You can generate the CSV data yourself using the provided RandomDataGenerator. There are a few configurable properties of the generator in application.conf:

generator {
  number-of-files = 100
  number-of-pairs = 1000
  invalid-line-probability = 0.005
}

They are pretty self-explanatory: number-of-files is the number of files to be generated, number-of-pairs is the number of (id, value) pairs in each file (since two values are generated for each id), invalid-line-probability is the probability of the generator inserting a line with a value that is not a valid number.

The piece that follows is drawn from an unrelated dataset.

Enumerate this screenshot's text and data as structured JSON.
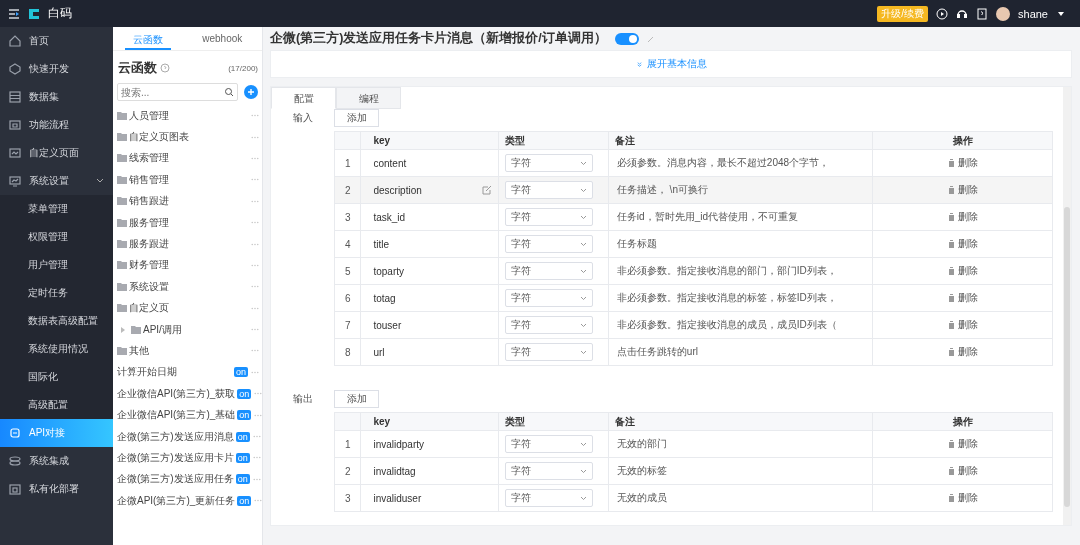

Note that the importer expectt the files to be compressed with Gzip. You can easily compress the generated files with the following command run in the ./data directory:

find . -type f -exec gzip "{}" \;

Now you're ready to generate the CSV files:

sbt "runMain org.kunicki.akka_streams.RandomDataGenerator"

Cassandra

The probably easiest way to have Cassandra up and running is to use a Docker image - then all you need to do is run the following command:

docker run -d --name cassandra cassandra

and in a while you should have Cassandra ready at port 9042. When the container has started, it's time to create a keyspace and a table for our data.

First you need to run the CQL shell:

docker exec -it cassandra cqlsh

Then, in cqlsh you create an akka_streams keyspace:

CREATE KEYSPACE akka_streams WITH REPLICATION = { 'class' : 'SimpleStrategy', 'replication_factor' : 3 };

Finally, let's create the readings table:

CREATE TABLE readings (id int PRIMARY KEY, value float);  

Running

Before running the import you may wish to tweak some configuration settings in application.conf:

importer {
  import-directory = "./data"
  lines-to-skip = 0
  concurrent-files = 10
  concurrent-writes = 5
  non-io-parallelism = 42
}

The import-directory is the directory with the CSV files, lines-to-skip allows you to optionally skip a number of lines from the top of each file (e.g. CSV headers if you had any), concurrent-files tells the importer how many files to read in parallel, concurrent-writes determines the number of parallel inserts to Cassandra, non-io-parallelism defines the number of threads for in-memory calculations.

Having the configuration tweaked, the test data generated and a Cassandra instance running, you can now run the actual import:

sbt "runMain org.kunicki.akka_streams.Importer"